Israël a revendiqué cette opération ciblée contre un rassemblement de hauts responsables houthis. Selon l’armée israélienne, l’objectif était d’affaiblir la capacité décisionnelle du mouvement, accusé de mener des attaques contre son territoire et contre la navigation internationale. Mahdi al-Mashat, président du Conseil politique suprême, a confirmé la mort d’al-Rahawi et annoncé que la vengeance serait inévitable. Des déclarations officielles ont déjà évoqué l’arrivée de « jours sombres » pour Israël, laissant présager des représailles par drones, missiles ou actions en mer Rouge.

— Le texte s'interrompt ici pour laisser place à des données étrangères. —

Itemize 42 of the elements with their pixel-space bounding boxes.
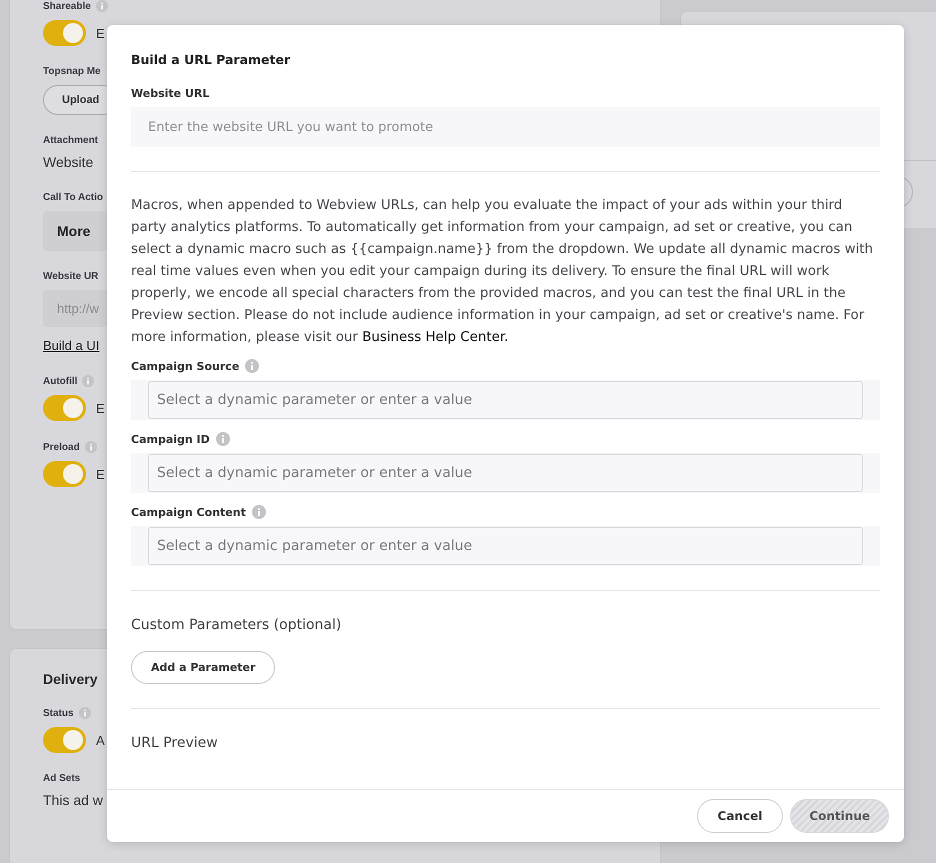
info-icon <box>252 505 266 519</box>
toggle-label: E <box>96 466 105 482</box>
help-link[interactable]: Business Help Center. <box>362 330 508 345</box>
cancel-button[interactable]: Cancel <box>696 799 784 833</box>
build-link[interactable]: Build a UI <box>43 338 100 353</box>
parameter-field[interactable]: Select a dynamic parameter or enter a value <box>131 453 880 493</box>
field-label: Campaign Source <box>131 360 240 372</box>
field-label: Campaign Content <box>131 506 246 518</box>
value-text: This ad w <box>43 792 103 808</box>
field-label: Autofill <box>43 376 78 386</box>
field-label: Shareable <box>43 0 91 12</box>
toggle-label: A <box>96 732 105 748</box>
toggle-switch[interactable] <box>43 461 86 487</box>
section-heading: Custom Parameters (optional) <box>131 617 342 633</box>
info-icon <box>216 432 230 446</box>
toggle-label: E <box>96 400 105 416</box>
section-heading: URL Preview <box>131 735 219 751</box>
add-parameter-button[interactable]: Add a Parameter <box>131 651 276 684</box>
parameter-field[interactable]: Select a dynamic parameter or enter a value <box>131 380 880 420</box>
parameter-field[interactable]: Select a dynamic parameter or enter a value <box>131 526 880 566</box>
toggle-switch[interactable] <box>43 20 86 46</box>
toggle-switch[interactable] <box>43 727 86 753</box>
dialog-title: Build a URL Parameter <box>131 52 292 67</box>
toggle-switch[interactable] <box>43 395 86 421</box>
info-icon <box>84 441 97 453</box>
field-label: Preload <box>43 442 80 452</box>
field-label: Website URL <box>131 87 210 100</box>
info-icon <box>78 707 91 719</box>
info-icon <box>82 375 94 387</box>
field-label: Campaign ID <box>131 432 210 446</box>
field-label: Ad Sets <box>43 773 80 784</box>
section-title: Delivery <box>43 671 98 687</box>
field-label: Attachment <box>43 135 98 146</box>
field-label: Topsnap Me <box>43 66 101 77</box>
info-icon <box>245 359 260 373</box>
value-text: Website <box>43 154 94 170</box>
field-label: Status <box>43 708 74 718</box>
toggle-label: E <box>96 26 105 40</box>
website-url-field[interactable]: Enter the website URL you want to promote <box>131 107 880 147</box>
field-label: Website UR <box>43 271 98 282</box>
info-icon <box>96 0 108 12</box>
field-label: Call To Actio <box>43 192 103 203</box>
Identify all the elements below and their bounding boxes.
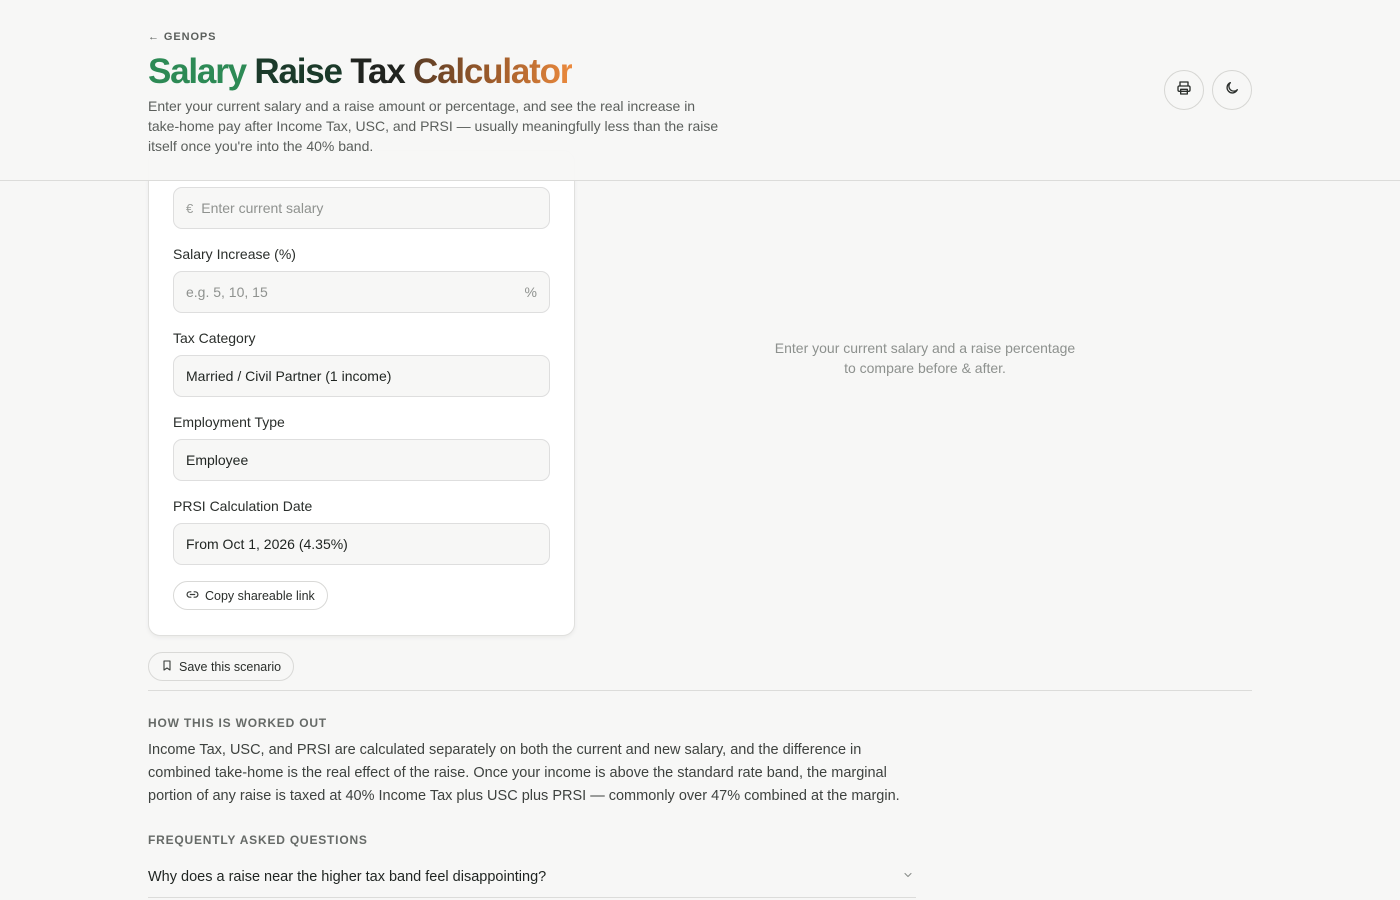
current-salary-input[interactable]: € Enter current salary — [173, 187, 550, 229]
method-text: Income Tax, USC, and PRSI are calculated… — [148, 742, 900, 804]
salary-increase-input[interactable]: e.g. 5, 10, 15 % — [173, 271, 550, 313]
back-link[interactable]: ← GENOPS — [148, 31, 216, 43]
salary-increase-placeholder: e.g. 5, 10, 15 — [186, 284, 268, 300]
employment-type-value: Employee — [186, 452, 249, 468]
percent-suffix: % — [524, 284, 537, 300]
printer-icon — [1176, 80, 1192, 101]
title-word-2: Raise — [254, 52, 343, 91]
faq-item[interactable]: Why does a raise near the higher tax ban… — [148, 856, 916, 898]
title-word-4: Calculator — [413, 52, 573, 91]
method-heading: HOW THIS IS WORKED OUT — [148, 716, 327, 730]
save-scenario-button[interactable]: Save this scenario — [148, 652, 295, 681]
faq-heading: FREQUENTLY ASKED QUESTIONS — [148, 833, 368, 847]
section-divider — [148, 690, 1252, 691]
print-button[interactable] — [1164, 70, 1204, 110]
copy-link-label: Copy shareable link — [205, 588, 315, 603]
salary-increase-label: Salary Increase (%) — [173, 246, 296, 262]
tax-category-select[interactable]: Married / Civil Partner (1 income) — [173, 355, 550, 397]
page-header: ← GENOPS Salary Raise Tax Calculator Ent… — [0, 0, 1400, 181]
prsi-date-label: PRSI Calculation Date — [173, 498, 313, 514]
faq-question: Why does a raise near the higher tax ban… — [148, 868, 547, 885]
page-subtitle: Enter your current salary and a raise am… — [148, 98, 719, 154]
save-scenario-label: Save this scenario — [179, 659, 282, 674]
arrow-left-icon: ← — [148, 31, 160, 43]
page-title: Salary Raise Tax Calculator — [148, 52, 573, 92]
chevron-down-icon — [902, 868, 914, 886]
copy-link-button[interactable]: Copy shareable link — [173, 581, 328, 610]
empty-state-line-1: Enter your current salary and a raise pe… — [774, 340, 1076, 356]
theme-toggle-button[interactable] — [1212, 70, 1252, 110]
tax-category-value: Married / Civil Partner (1 income) — [186, 368, 392, 384]
employment-type-label: Employment Type — [173, 414, 285, 430]
back-link-label: GENOPS — [163, 31, 217, 43]
empty-state-line-2: to compare before & after. — [844, 360, 1006, 376]
bookmark-icon — [161, 659, 173, 675]
euro-prefix: € — [186, 200, 194, 216]
results-empty-state: Enter your current salary and a raise pe… — [750, 338, 1100, 378]
moon-icon — [1224, 80, 1240, 101]
title-word-3: Tax — [350, 52, 405, 91]
title-word-1: Salary — [148, 52, 247, 91]
current-salary-placeholder: Enter current salary — [201, 200, 324, 216]
employment-type-select[interactable]: Employee — [173, 439, 550, 481]
link-icon — [186, 588, 199, 604]
prsi-date-select[interactable]: From Oct 1, 2026 (4.35%) — [173, 523, 550, 565]
tax-category-label: Tax Category — [173, 330, 256, 346]
prsi-date-value: From Oct 1, 2026 (4.35%) — [186, 536, 348, 552]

Le poste de Premier ministre, bien que placé sous l’autorité d’Abdul-Malik al-Houthi, constitue une fonction clé dans l’organisation politique du mouvement. Sa disparition fragilise son dispositif institutionnel, tout en pouvant renforcer l’unité interne face à un adversaire commun.
Depuis plusieurs mois, les Houthis intensifient leurs attaques contre Israël, revendiquant des tirs de drones et de missiles en soutien au Hamas et s’en prenant à des navires liés à Israël et à ses alliés. Ces actions ont provoqué des ripostes militaires israéliennes, mais aussi américaines et britanniques, transformant ce conflit en un affrontement régional plus large. La mer Rouge et le détroit de Bab el-Mandeb, essentiels au commerce mondial, sont devenus des zones stratégiques directement menacées par cette escalade. Près de 12 % du commerce maritime international transite par ce couloir, rendant chaque attaque potentiellement lourde de conséquences économiques.
Ce climat de tensions est exacerbé par le contexte international marqué par la guerre en Ukraine et la recomposition des alliances régionales. Les Houthis, soutenus par l’Iran, s’affirment comme une composante de l’« axe de résistance » face à Israël, ce qui renforce la dimension géopolitique de leurs actions.
La mort d’al-Rahawi soulève par ailleurs des incertitudes sur sa succession. Le choix du futur Premier ministre houthiste sera décisif pour maintenir une cohésion interne et pourrait influencer la rapidité et l’ampleur de la riposte. Du côté israélien, la frappe est présentée comme un succès militaire, mais les autorités se préparent à des représailles. La sécurité des navires commerciaux et des ports régionaux est désormais au centre des préoccupations, avec la possibilité d’un renforcement de la présence militaire occidentale dans la zone.
La menace de représailles exprimée par les Houthis traduit leur volonté de montrer que la mort de leur Premier ministre ne restera pas sans suite. Reste à savoir si cette annonce se traduira par une escalade immédiate ou par une intensification progressive des hostilités dans les zones déjà disputées.